Der Mensch, der entdeckt, daß er von einem Feind beherrscht wird,
ist in der Tat eine bedauernswerte Erscheinung. Er steht entsetzt da,
auf den verräterischen Zeigenden starrend und mit erhobenen Händen, um das tödliche Medium abzuwehren, daß sich in seiner Vor121
stellung in seinen Körper ergießt. Seine Wangen werden blaß und
seine Augen glasig, und sein Gesichtsausdruck wird furchtbar entstellt. Er versucht zu schreien, aber gewöhnlich bleibt ihm der Laut
im Halse stecken, und alles, was man sehen könnte, ist Schaum vor
dem Mund. Sein Körper beginnt zu zittern, und seine Muskeln zukken unwillkürlich. Er schwankt, fällt zu Boden und scheint kurze
Zeit später in Ohnmacht zu liegen. Schließlich faßt er sich, geht zu
seiner Hütte und grämt sich dort zu Tode.176
R. J. W. Burrell, ein südafrikanischer Arzt, war in sechs Fällen Zeuge, als Bantunegern
mittleren Alters ein Fluch ins Gesicht geschleudert wurde.177 Jedem wurde gesagt: »Du
wirst bei Sonnenaufgang sterben.« Alle sechs starben. Die Autopsie ergab keine Todesursache.
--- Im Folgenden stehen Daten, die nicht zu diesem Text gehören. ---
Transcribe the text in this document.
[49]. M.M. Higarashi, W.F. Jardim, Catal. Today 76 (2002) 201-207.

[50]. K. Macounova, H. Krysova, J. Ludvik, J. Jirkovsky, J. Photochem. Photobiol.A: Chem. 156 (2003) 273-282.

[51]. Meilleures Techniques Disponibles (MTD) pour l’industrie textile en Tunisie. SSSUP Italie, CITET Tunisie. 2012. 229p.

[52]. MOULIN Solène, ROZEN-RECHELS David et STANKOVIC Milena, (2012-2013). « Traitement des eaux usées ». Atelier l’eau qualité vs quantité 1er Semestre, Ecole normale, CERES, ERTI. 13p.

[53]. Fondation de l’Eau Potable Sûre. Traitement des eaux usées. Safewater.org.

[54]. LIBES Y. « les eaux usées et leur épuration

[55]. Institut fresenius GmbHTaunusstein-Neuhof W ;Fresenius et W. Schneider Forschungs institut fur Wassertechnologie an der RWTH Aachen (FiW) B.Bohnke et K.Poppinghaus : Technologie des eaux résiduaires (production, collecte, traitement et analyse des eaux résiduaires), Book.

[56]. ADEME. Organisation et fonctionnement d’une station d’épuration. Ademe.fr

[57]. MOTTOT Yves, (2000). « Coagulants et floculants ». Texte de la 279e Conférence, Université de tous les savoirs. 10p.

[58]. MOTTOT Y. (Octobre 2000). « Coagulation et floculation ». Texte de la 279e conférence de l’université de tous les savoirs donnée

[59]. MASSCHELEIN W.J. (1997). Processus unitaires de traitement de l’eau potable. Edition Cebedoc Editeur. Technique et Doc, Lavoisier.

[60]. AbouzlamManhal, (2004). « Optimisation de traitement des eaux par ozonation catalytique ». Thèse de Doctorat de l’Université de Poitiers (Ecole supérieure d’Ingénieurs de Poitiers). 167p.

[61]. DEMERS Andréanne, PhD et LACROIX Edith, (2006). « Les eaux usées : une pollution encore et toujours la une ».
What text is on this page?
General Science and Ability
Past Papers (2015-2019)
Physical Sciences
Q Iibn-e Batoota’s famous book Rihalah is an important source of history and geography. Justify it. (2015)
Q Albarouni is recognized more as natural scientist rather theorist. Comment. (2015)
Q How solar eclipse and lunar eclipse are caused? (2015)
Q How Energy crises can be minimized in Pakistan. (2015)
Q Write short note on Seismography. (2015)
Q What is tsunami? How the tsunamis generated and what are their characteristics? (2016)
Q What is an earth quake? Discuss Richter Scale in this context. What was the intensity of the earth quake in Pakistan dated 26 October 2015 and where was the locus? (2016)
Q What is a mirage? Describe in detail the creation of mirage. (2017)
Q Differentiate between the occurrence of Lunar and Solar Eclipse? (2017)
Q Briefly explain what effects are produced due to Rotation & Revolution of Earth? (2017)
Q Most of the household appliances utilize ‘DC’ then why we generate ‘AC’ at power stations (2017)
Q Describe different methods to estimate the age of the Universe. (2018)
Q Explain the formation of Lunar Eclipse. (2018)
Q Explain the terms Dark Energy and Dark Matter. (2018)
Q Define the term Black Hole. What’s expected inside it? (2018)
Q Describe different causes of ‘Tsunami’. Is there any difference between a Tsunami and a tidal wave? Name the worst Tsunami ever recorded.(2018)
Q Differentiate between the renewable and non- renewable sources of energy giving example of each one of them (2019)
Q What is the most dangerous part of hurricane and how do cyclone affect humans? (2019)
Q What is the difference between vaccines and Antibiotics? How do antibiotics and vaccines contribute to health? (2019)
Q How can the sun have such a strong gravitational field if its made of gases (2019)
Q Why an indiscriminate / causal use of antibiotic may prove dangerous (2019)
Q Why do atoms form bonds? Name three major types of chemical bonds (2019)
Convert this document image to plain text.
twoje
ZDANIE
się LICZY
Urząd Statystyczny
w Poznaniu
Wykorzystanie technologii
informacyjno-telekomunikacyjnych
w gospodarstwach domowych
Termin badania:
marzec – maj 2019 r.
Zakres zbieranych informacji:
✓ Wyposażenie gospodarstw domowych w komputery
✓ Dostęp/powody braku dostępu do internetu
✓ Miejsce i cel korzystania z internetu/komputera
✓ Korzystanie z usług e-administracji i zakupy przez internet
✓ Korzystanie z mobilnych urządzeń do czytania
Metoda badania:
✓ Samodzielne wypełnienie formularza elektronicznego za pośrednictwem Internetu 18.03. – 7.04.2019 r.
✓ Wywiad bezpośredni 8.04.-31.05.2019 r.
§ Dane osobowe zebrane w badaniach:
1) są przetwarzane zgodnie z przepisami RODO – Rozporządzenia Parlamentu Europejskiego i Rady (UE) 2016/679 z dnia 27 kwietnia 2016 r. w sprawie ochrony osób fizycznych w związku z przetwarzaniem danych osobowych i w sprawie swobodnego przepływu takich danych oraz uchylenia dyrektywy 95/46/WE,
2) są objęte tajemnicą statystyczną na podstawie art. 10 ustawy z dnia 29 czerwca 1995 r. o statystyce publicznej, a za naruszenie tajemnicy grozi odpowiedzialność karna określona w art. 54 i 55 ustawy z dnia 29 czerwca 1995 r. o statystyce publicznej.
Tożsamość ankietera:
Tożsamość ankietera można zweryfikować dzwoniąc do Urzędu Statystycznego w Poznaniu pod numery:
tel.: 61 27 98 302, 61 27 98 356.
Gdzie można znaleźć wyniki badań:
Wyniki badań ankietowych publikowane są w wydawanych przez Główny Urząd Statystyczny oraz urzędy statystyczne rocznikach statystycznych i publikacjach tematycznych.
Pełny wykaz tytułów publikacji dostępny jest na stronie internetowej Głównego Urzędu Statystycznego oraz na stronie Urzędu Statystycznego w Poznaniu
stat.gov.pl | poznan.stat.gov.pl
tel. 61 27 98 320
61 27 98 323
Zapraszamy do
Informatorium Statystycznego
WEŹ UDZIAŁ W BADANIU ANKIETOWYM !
Es kommt der Moment, an dem groteske Anekdoten so viel Gewicht anhäufen, daß sie
von der Wissenschaft nicht länger ignoriert werden können. Hexentod ist ein solches
Phänomen. Obwohl wir bis jetzt noch über keine physiologische Erklärung für diese
Todesfälle verfügen, sind zumindest seine psychologischen Vorläufer eindeutig. Eine
Botschaft trifft ein, die ein Urteil in Gestalt eines Fluches oder einer Prophezeiung verkündet. Das Opfer glaubt an diese Botschaft und ist überzeugt, daß es hilflos ist und
nichts dagegen unternehmen kann. Es reagiert mit Passivität, Depression und Schicksalsergebenheit. Der Tod folgt innerhalb von Stunden oder Tagen. Dieses Phänomen
bleibt nicht auf südafrikanische Bantuneger, australische Ureinwohner oder amerikanische Männer mittleren Alters mit dominierenden Müttern beschränkt. Jeder ernsthafte
Verlust kann zu Krankheit und Tod führen. G. L. Engel, A. S. Schmale, W. A. Greene
und ihre Mitarbeiter an der Universität von Rochester haben während der letzten zwei
Jahrzehnte die Konsequenzen psychologischen Verlustes für körperliche Krankheit untersucht. Ihren Studien zufolge schien Hilflosigkeit die Widerstandskraft des Individuums gegen körperliche Krankheitserreger herabzusetzen, die bis dahin abgewehrt worden waren. Engel führt 170 Fälle plötzlichen Todes unter psychischem Streß an, die er
innerhalb eines Zeitraumes von sechs Jahren gesammelt hatte. Er teilt die psychologischen Bedingungen solcher Todesfälle in acht Kategorien ein. Die ersten fünf schließen
Hilflosigkeit ein:
1.
Zusammenbruch oder Tod eines geliebten Menschen: Ein 88 Jahre alter Mann
ohne kardiovaskuläre Störungen wurde sehr erregt und rang die Hände, als er von
dem plötzlichen Tod seiner Tochter erfuhr. Er weinte nicht, sondern fragte nur
immerzu: »Warum mußte mir das widerfahren?« Während er noch mit seinem
Sohn telefonierte, entwickelte er ein akutes Lungenödem und starb im gleichen
Augenblick, als der Arzt das Haus betrat.
2.
Akute Trauer: Ein 22jähriges Mädchen mit bösartigen Wucherungen war bereits
in sehr schlechtem Zustand, konnte aber immer noch mit ihrer Mutter im Auto
spazieren fahren. Bei einer solchen Ausfahrt wurde die Mutter getötet, als sie bei
einem Autounfall aus dem Wagen geschleudert wurde; das Mädchen blieb unverletzt. Innerhalb von wenigen Stunden fiel sie ins Koma und starb. Eine Autopsie
ergab zwar weitverzweigte Metastasen, aber kein Anzeichen für ein Trauma.
3.
Drohender Verlust eines geliebten Menschen: Ein 43 Jahre alter Mann starb
vier Stunden nachdem sein 15 Jahre alter Sohn ihm im Zuge einer vorgetäuschten
Entführung am Telefon sagte: »Wenn Sie Ihren Sohn lebendig wiedersehen wollen, rufen Sie nicht die Polizei.«
4.
Trauer oder Jahrestag des Verlustes: Ein besonders erschütternder Fall ist der
eines 70jährigen Mannes, der während der ersten Takte eines Konzertes tot zusammenbrach, das anläßlich des fünften Todestages seiner Frau gegeben wurde.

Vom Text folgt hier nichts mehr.